“The real policies questions begin when you are understanding the trade-offs,” said Luis Videgaray, a member of the AI Policy Forum’s leadership group, the director of the MIT AI Policy for the World Project and former foreign minister and finance minster for Mexico.
FROM PRINCIPLE TO POLICY
But it is one thing to commit to ideas of fairness and accountability and another to determine exactly how to achieve that, especially when doing so requires making judgment calls, said Julie Bishop. Bishop is an AI Policy Forum steering committee member, chancellor of Australian National University and Australia’s former minister of foreign affairs.
Policymakers observing or anticipating AI applications will need to decide what exactly counts as fair or discriminatory impacts of the technology’s use, she said, and regulators who fully embrace the ideals that AI should benefit various parties will still need to decide what to do when these different goals come into conflict with each other.
“Some challenges in achieving adoption and implementation come from subjectivity in the principles,” Bishop said. “For example, the principle where AI systems should benefit individuals, society and the environment. There are, of course, going at times to be tension between those benefits and [in] how they’re measured and apportioned.”
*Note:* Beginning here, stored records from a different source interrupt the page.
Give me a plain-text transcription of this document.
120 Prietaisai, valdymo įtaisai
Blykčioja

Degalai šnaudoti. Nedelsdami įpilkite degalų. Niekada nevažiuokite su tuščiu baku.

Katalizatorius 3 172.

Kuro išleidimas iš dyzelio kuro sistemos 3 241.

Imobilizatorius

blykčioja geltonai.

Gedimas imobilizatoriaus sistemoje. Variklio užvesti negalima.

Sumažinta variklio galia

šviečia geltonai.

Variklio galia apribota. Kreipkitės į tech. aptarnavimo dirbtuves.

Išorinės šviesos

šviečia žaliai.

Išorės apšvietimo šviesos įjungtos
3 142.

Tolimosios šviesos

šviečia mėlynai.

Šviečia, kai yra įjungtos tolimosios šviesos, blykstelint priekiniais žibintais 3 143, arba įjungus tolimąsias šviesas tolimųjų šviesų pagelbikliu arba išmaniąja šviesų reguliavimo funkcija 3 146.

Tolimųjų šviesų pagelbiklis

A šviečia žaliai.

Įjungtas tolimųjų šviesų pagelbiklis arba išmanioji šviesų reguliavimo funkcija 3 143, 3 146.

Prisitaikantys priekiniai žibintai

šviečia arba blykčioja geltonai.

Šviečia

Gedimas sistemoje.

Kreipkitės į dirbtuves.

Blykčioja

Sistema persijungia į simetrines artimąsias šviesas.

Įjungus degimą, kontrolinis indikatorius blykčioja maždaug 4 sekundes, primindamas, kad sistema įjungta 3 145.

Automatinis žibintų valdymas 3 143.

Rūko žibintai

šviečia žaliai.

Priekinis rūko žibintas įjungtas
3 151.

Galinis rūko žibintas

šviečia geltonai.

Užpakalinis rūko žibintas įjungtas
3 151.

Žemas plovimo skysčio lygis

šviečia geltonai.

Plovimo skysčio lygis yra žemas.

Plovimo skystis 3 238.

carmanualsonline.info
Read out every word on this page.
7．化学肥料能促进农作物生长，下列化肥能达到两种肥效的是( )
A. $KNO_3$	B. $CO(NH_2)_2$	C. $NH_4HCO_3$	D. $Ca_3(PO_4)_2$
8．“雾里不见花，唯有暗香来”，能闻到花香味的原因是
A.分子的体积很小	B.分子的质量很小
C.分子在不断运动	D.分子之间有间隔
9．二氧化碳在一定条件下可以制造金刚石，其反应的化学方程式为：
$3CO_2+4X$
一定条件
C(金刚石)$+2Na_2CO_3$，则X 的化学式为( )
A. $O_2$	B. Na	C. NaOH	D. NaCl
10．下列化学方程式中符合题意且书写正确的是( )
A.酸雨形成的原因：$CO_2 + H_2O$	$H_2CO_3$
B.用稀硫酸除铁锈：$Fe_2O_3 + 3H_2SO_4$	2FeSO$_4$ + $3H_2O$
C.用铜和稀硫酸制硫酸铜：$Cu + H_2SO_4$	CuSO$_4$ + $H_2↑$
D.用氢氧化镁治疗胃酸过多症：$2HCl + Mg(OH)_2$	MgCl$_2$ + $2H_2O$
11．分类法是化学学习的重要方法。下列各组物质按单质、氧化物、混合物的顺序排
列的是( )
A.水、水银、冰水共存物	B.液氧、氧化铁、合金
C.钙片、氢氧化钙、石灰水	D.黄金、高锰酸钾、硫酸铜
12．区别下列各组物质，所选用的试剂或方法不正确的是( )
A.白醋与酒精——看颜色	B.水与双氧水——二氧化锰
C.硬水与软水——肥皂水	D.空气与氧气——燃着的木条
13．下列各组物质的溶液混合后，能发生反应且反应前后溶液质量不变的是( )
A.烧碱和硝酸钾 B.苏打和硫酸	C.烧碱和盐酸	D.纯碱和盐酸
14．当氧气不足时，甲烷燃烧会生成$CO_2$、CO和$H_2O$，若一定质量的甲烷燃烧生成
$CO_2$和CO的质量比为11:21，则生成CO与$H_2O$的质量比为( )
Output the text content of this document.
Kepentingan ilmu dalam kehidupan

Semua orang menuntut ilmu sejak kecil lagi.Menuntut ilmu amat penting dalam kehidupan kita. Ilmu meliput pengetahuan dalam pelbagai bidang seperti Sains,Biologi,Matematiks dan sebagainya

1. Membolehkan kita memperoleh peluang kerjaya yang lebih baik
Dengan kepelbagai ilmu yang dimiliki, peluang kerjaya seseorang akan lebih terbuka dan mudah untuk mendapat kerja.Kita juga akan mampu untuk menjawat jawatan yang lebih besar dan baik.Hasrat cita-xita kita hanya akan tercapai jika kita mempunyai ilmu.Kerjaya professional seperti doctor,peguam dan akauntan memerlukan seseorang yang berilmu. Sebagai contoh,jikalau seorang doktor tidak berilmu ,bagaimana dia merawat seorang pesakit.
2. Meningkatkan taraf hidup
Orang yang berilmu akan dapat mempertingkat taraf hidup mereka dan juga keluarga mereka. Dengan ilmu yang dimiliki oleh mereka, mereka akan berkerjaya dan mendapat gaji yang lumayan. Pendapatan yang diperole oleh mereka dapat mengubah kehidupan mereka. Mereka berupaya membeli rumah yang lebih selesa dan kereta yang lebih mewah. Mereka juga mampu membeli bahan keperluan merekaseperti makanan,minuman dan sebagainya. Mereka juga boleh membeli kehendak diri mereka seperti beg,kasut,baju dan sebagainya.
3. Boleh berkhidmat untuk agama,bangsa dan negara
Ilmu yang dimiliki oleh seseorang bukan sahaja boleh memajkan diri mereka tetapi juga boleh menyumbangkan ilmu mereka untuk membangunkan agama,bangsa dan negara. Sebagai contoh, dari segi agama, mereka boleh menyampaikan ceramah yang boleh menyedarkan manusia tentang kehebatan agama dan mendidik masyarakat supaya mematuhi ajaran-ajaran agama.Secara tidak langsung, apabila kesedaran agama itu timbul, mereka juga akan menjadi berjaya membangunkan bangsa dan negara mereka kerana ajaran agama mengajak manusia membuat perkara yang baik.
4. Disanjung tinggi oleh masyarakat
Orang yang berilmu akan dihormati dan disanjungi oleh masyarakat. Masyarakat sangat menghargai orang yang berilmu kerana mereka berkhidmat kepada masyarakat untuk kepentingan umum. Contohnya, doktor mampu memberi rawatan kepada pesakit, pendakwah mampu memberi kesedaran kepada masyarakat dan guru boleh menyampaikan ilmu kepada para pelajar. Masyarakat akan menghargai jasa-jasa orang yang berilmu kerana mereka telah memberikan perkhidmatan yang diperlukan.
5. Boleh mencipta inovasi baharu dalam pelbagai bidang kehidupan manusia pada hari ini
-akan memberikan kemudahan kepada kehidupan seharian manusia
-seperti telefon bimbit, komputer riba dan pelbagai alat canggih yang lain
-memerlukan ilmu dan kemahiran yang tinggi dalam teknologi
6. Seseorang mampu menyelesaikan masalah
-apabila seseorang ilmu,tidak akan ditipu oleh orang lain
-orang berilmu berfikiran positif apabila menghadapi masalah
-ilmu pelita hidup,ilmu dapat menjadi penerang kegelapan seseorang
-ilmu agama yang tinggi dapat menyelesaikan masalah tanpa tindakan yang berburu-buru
Videgaray, added that policymakers may find not only tensions between the principles but also between the principles and other societal goals. Ensuring politicians understand the trade-offs between their various priorities is essential to helping them navigate their options.
“[There is] a tension between implementing privacy and accuracy,” Videgaray said by way of example. “Saying, ‘We want to protect privacy,’ is a relatively low-controversy issue, but saying, ‘There’s a tension between accuracy — particularly in medical diagnosis — and the privacy of the patient’s data, that’s a difficult thing to explain … losing accuracy might mean losing lives, literally.”
The best techniques for ensuring personal data stays private come at the cost of reducing the accuracy of the AI models that analyze and make assessments based off that data, Videgaray explained. This may be acceptable when using AI for making low-stakes decisions, but the pros and cons require deeper consideration when the models are making health-care recommendations. Policymakers may need to weigh just how precise the tools need to be or whether a somewhat lesser level of privacy is acceptable.

“As opposed to principles that are global and universal, the actual policies should be very context driven,” he said. “Not every solution is going to be the same for every country even though the principles are the same.”
GLOBAL COLLABORATION
Bishop said that such worldwide commitment to those overarching AI principles, however, is key to ensuring those making or deploying the technologies actually obey.
Firms in jurisdictions that strictly adhere to AI principles could struggle against competitors operating in nations without such limitations and some companies could choose to hop borders to seek out more lax AI regulations, she noted. Given that, the only way to ensure that standards stick is to make them stick everywhere, she argued.
“AI can’t be confined within the boundaries of individual nation-states, so global collaboration is absolutely vital,” Bishop said.
No country wants to be restrained by a standard that their economic or geopolitical rivals aren’t following, and achieving an international AI agreement would require nations to be transparent about their use of the technology, including in covert and military applications, Bishop said.
This is no easy feat, she acknowledged, but said the Treaty on the Non-Proliferation of Nuclear Weapons is a useful example of ways countries have previously agreed to limit technological development and use – although without perfect adherence.